Sunday, August 26, 2007

Another disruption in service - back next week

I'm on holiday in Prague. (I fear that Charles Bridge may be busier than this.)

NHS targets - waiting for change

Apparently an investigation has been launched into waiting list figures at a Lancashire foundation trust. The case at Royal Preston Hospital will be an interesting one to watch.

Managing the public services by target is hazardous as I’ve noted here before. Hopefully the new regime will continue the moves away from targets. However, some experts, such as Professor Colin Talbot in Public Finance, are rather doubtful that a cull of targets will actually occur.

Saturday, August 25, 2007

A new university league table - plus some thoughts on carbon and public services

The campaigning group People and Planet have published an interesting league table showing the greenest (and dirtiest) universities.

I do a lot of work with the further education sector. It would be interesting to see how colleges would perform if subjected to such an examination. Hopefully the Association of Colleges' Green Colleges initiative will build and extend some good practice going on. (I must confess to being a bit skeptical about how representative the colleges were in the AoC's quite positive survey on this issue.)

It is worth remembering that almost all universities and colleges (and many other organisation in the public and third sector) are entitled to a free energy survey by the Carbon Trust.

Before we all get too smug - as individuals we can count our carbon on the excellent Act on co2 website.

Social housing - time to give consumers some clout?

It is disappointing to read in Inside Housing that fewer than one in three of social housing residents in a National Consumer Council (NCC) study said their landlords took on board tenant suggestions for service improvements.

It is noteworthy that residents said local authorities were less likely to provide a flexible housing service or foster a sense of community than housing associations. (Something for the "Defend Council Housing" campaigners to ponder. How about campaigning to "Transform Council Housing"?)

There is a real need to give consumers clout in social housing. That can be done in all sorts of ways. Hopefully we will see a national voice for residents as recommended by the Cave Review. But new forms of accountability and governance are needed with a key role for community gateway housing associations and co-operative housing. Interestingly, the NCC has suggested an approach based on “markets and mutuality”.

Sunday, August 19, 2007

Working in Sarajevo

Apologies for the lack of postings. I am working in Sarajevo. (Excellent timing as its the Sarajevo Film Festival this week.)

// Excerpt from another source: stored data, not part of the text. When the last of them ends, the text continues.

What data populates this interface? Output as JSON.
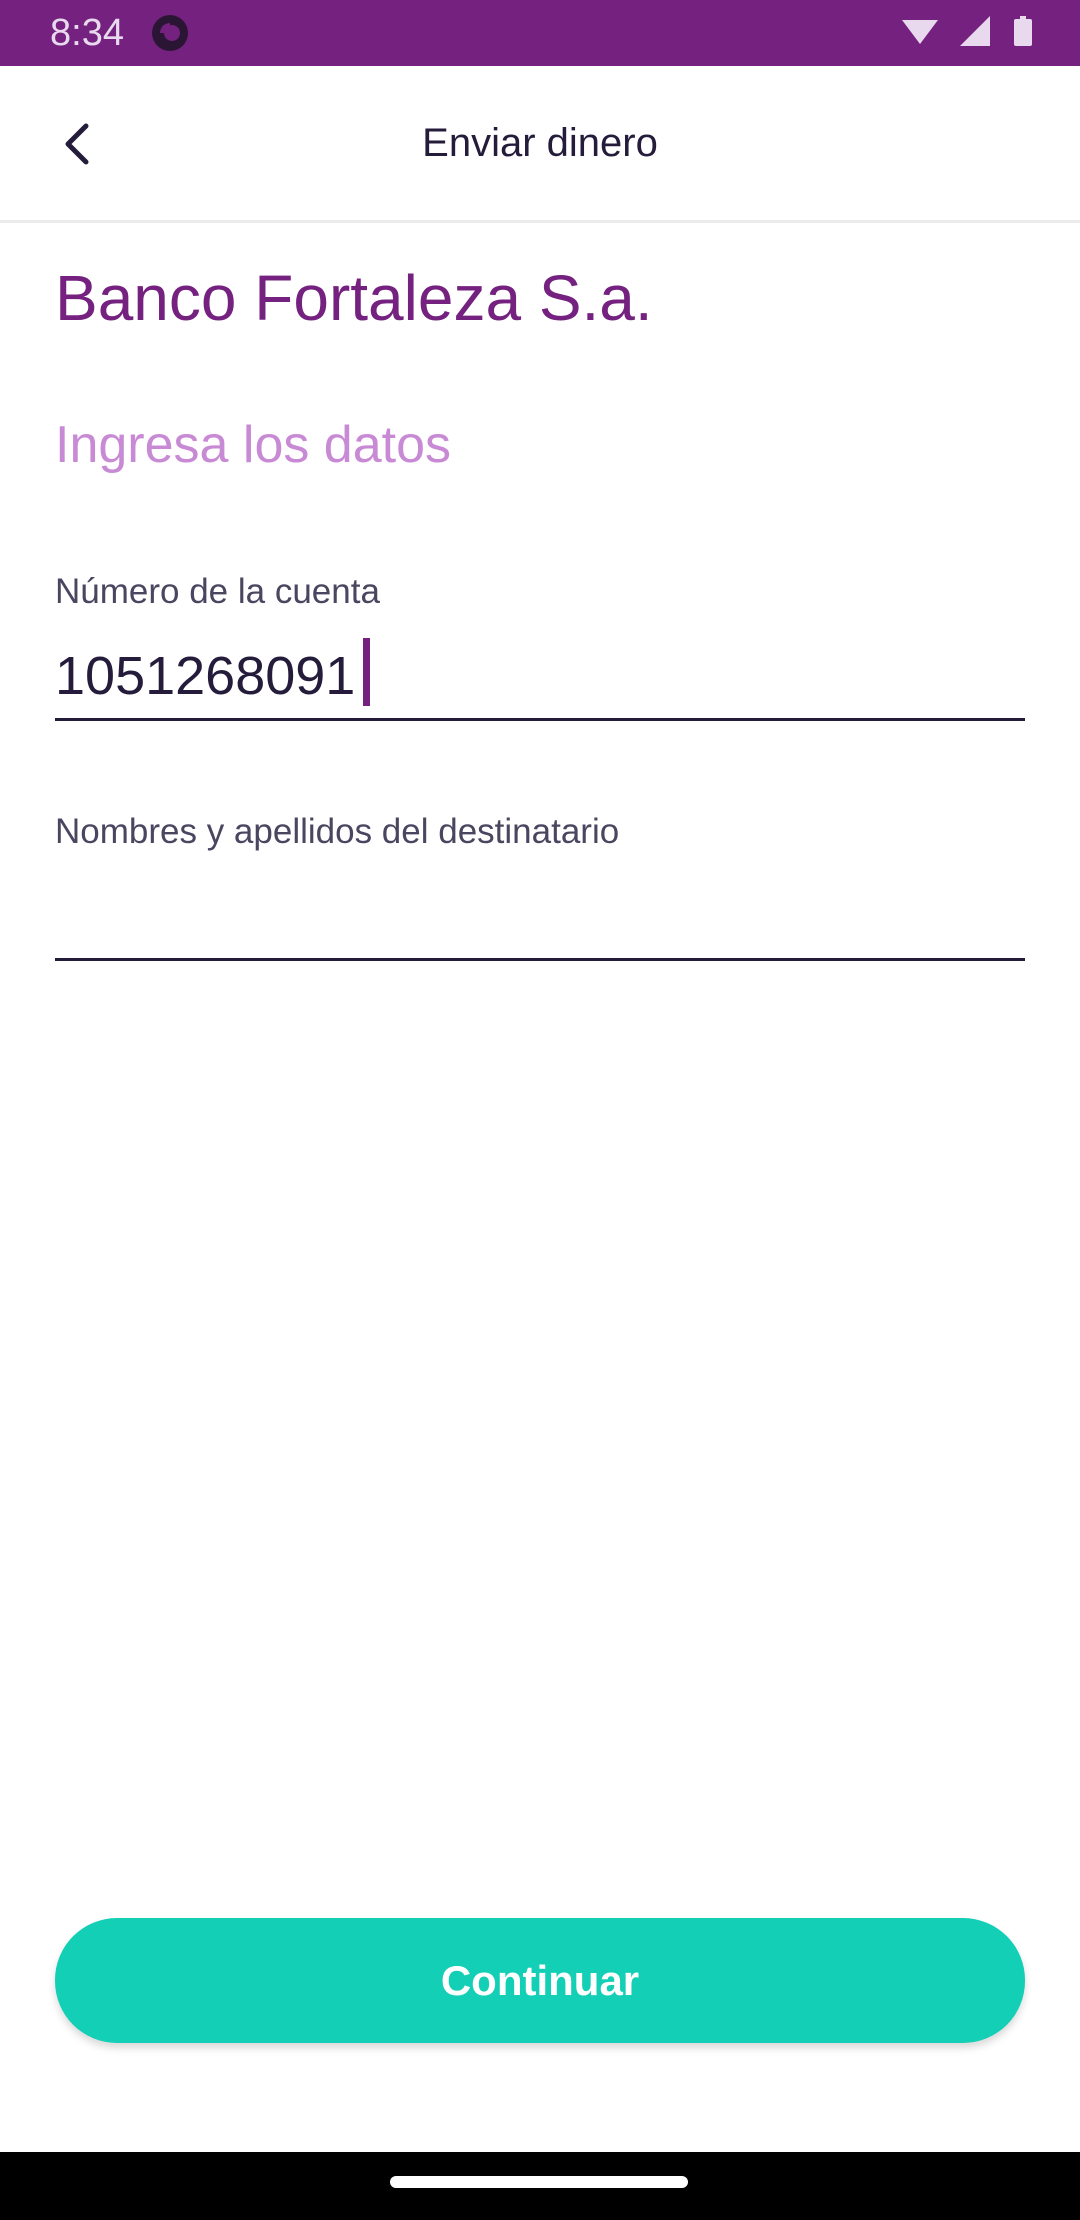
{
  "status_bar": {
    "time": "8:34",
    "background_color": "#74217f",
    "icons": [
      "app-icon",
      "wifi-icon",
      "signal-icon",
      "battery-icon"
    ]
  },
  "app_bar": {
    "title": "Enviar dinero",
    "back_icon": "chevron-left-icon"
  },
  "form": {
    "bank_name": "Banco Fortaleza S.a.",
    "section_title": "Ingresa los datos",
    "account_field": {
      "label": "Número de la cuenta",
      "value": "1051268091"
    },
    "name_field": {
      "label": "Nombres y apellidos del destinatario",
      "value": ""
    }
  },
  "actions": {
    "continue_label": "Continuar"
  },
  "colors": {
    "brand": "#74217f",
    "accent_light": "#c88ad4",
    "button": "#12cfb5"
  }
}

Wednesday, August 08, 2007

Charities and bureaucracy - time to cut the red tape

Today's Financial Times reports that the National Audit Office has found that the “baroque complexity” of government funding is jeopardising plans to give charities a bigger role in delivering public services.

The NAO study of 12 large charities found that on average, the charities estimated they each spent £381,000 a year simply managing these multiple funding streams, which include Whitehall departments, local authorities and National Health Service bodies.

Each charity had between 95 and more than 4,000 separate funding relationships with public bodies.
If the big businesses of the charity world are entangled in red tape, just think how the smaller charities struggle.

When auditors think that red tape is unreasonable, something should be done.

Friday, August 03, 2007

College mergers: an interesting experiment

August 1st always see a few mergers of further education colleges. This year there seem to be a few more than usual. Maybe the legacy of the Learning & Skills Council, after it has been stripped of its funding roles, will have been more college mergers.

One particularly interesting merger this week was the take over of the struggling Skelmersdale & Ormskirk College by Newcastle College. This is certainly a controversial merger.

While both Skelmersdale and Newcastle are both rather northern colleges, they are 160 miles apart. I’ve worked at colleges where campuses as far apart as nine miles seemed such a long way. During college merger due diligence studies, I’ve raised issues where potential merger partners were an hour apart by road.

Making campuses separated by 160 miles can work will be something of a leadership challenge. (And the hostility of the lecturers’ union UCU is another one.) It will perhaps be complicated by the new localism in further education with the role for local authorities in funding 16-19 learners that is emerging from the changes in what was the Department for Education and Skills.

While the emergence of regional colleges has become increasingly likely, Newcastle College aspires to be more than this – according to the Guardian it has a strategy for becoming a “multi-region college”. This raises some of the issues of big as beautiful discussed on these pages in relation to mega housing associations straddling large parts of England.

It's definitely an interesting experiment.